What’s ARIMA and Why Should You Care?

If you’re working with time series and you need to produce forecasts, autoregressive moving-average models (AR(I)MA) are still a good place to start. But which Python implementation should you use (if you don’t want to use R)?

Recently I’ve been again looking into what the Python ecosystem has to offer in regards to time series analysis in general and ARIMA models in particular. There are quite a few options, however you should have a rough understanding what’s happening under the hood: Are we dealing with a framework that wraps existing libraries or native implementations?

Time Series Packages in the Python Ecosystem

statsmodels: The Original

statsmodels is the classic Python package for estimating ARIMA models. statsmodels.tsa.arima.model.ARIMA provides support for standard (p,d,q) ARIMA models, seasonal orders (P,D,Q) as well as exogenous regressors. statsmodels implements the ARIMA model itself, sped up with Cython.

sktime: A Unified Time Series API

sktime is “an easy-to-use, easy-to-extend, comprehensive python framework for ML and AI with time series” which provides a “unified API for ML/AI with time series, for model building, fitting, application, and validation”. So this means that sktime wraps other libraries to provide one API.

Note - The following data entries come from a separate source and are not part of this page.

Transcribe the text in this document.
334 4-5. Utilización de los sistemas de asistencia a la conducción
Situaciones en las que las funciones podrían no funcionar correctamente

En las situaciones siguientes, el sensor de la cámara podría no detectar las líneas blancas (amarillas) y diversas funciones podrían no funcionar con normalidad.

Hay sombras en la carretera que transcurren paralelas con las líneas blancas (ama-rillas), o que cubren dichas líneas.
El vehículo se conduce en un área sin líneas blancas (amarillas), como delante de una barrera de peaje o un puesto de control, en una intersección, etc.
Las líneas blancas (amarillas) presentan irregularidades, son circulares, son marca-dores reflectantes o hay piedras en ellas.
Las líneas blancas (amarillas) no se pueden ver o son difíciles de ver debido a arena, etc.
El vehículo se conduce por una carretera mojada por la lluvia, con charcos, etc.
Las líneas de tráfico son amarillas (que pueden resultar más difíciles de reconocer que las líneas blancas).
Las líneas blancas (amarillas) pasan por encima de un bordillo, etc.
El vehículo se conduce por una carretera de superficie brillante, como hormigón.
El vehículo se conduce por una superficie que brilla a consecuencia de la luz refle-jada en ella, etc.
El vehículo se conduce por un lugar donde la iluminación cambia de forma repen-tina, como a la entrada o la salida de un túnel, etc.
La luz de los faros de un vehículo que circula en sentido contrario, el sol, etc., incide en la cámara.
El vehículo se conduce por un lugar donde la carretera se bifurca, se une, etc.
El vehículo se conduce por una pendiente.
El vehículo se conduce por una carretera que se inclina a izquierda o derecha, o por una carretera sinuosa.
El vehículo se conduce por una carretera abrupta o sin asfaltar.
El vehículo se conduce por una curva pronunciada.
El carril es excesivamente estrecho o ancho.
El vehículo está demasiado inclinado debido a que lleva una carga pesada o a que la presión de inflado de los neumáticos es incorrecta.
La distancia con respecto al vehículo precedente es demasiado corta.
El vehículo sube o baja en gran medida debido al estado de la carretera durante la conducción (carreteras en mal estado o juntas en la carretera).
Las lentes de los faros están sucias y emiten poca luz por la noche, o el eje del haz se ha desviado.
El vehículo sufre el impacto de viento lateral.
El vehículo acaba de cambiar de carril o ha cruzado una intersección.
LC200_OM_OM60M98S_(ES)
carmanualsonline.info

Let’s take a look at the source repo, specifically sktime/forecasting/arima: This folder contains the modules _statsmodels.py and _pmdarima.py.

We already know statsmodels! But how about pmdarima?

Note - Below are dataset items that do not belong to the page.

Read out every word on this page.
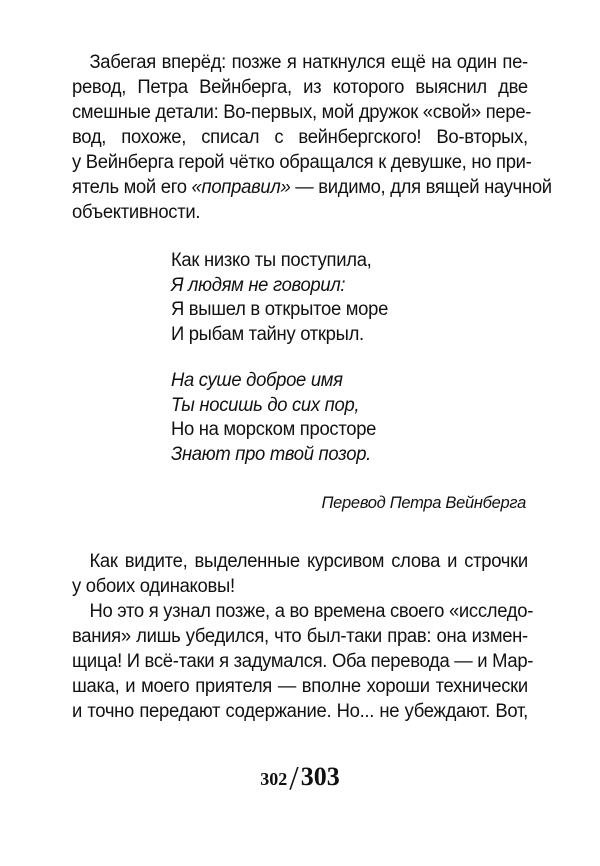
Забегая вперёд: позже я наткнулся ещё на один пе-
ревод, Петра Вейнберга, из которого выяснил две
смешные детали: Во-первых, мой дружок «свой» пере-
вод, похоже, списал с вейнбергского! Во-вторых,
у Вейнберга герой чётко обращался к девушке, но при-
ятель мой его «поправил» — видимо, для вящей научной
объективности.
Как низко ты поступила,
Я людям не говорил:
Я вышел в открытое море
И рыбам тайну открыл.
На суше доброе имя
Ты носишь до сих пор,
Но на морском просторе
Знают про твой позор.
Перевод Петра Вейнберга
Как видите, выделенные курсивом слова и строчки
у обоих одинаковы!
Но это я узнал позже, а во времена своего «исследо-
вания» лишь убедился, что был-таки прав: она измен-
щица! И всё-таки я задумался. Оба перевода — и Мар-
шака, и моего приятеля — вполне хороши технически
и точно передают содержание. Но... не убеждают. Вот,
302/303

pmdarima: Automatic ARIMA Model Selection

Surely pdmarima implements its own ARIMA estimation! Let’s take a look at the docs:

Pmdarima wraps statsmodels under the hood, but is designed with an interface that’s familiar to users coming from a scikit-learn background.

It’s statsmodels again!

Darts: User-friendly Forecasting

Now let’s take a look at the Darts package. The module darts/models/forecasting/arima.py contains the ARIMA class implementation. And it’s also a wrapper around statsmodels.tsa.arima.model.ARIMA!

There’s also an AutoARIMA class in the darts/models/forecasting/sf_auto_arima.py module. This one actually wraps the statsforecast package, not to cofuse with statsmodels.

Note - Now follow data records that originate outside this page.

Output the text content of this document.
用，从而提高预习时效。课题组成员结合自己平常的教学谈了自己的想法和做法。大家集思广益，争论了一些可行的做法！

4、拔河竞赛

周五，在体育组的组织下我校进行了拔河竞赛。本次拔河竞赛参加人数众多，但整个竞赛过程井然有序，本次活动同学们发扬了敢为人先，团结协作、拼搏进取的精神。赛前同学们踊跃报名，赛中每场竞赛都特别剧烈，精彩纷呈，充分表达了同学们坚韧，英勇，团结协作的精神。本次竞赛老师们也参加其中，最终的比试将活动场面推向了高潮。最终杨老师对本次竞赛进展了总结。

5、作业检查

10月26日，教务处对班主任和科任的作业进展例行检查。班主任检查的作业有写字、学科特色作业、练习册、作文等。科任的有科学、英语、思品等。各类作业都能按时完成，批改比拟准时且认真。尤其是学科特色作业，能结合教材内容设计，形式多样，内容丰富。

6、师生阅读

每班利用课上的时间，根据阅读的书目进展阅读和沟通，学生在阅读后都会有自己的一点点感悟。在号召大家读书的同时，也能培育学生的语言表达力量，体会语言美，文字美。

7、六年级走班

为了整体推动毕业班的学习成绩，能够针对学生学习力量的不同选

statsforecast: Fast Forecasting

The statsforecast package provides us with an ARIMA class in python/statsforecast/models.py. This module in turn imports their own compiled C++ implementation src/arima.cpp. So finally, no wrapper around statsmodels!

But even statsforecast relies on statsmodels: To handle exogenous regressors, statsmodels’ ordinary least squares (sm.OLS) is used!

autogluon: Automated Time Series Forecasting

Last but not least autogluon aims to provide easy-to-use automated time series forecasting. Looking at the module timeseries/src/autogluon/timeseries/models/local/statsforecast.py reveals its dependency on statsforecast, among others statsforecast.models.AutoARIMA.

So this is actually the first library we found without any reliance on statsmodels. But that hasn’t always been the case: This commit from April 2024 removed a former statsmodels dependency!

statsmodels vs. statsforecast

So ARIMA models in the Python ecosystem apparently rely on either the statsmodels or statsforecast implementations (or both). Why would you choose on over the other? I have not benchmarked it myself yet, but statsforecast claims to be around 4x faster than statsmodels. So if performance matters to you, i.e. because you need to run a large amount of ARIMA models, you might want to check out statsforecast or statsforecast based frameworks.

Lesson Learned: Always Spend Some Time Understanding Your Tools

I was actually surprised to find out that all of the above time series packages—with the exception of autogluon—depend on the statsmodels package! While it makes sense that not each library reinvents the wheel it isn’t always immediately clear what the respective library offers vs. what core functionality is inherited from another package. To be fair: Each package is generally transparent about this.

Nevertheless I recommend to at least take a quick look at the underlying source code and ask yourself: Do you really need additional layers of abstractions a “wrapper” package offers?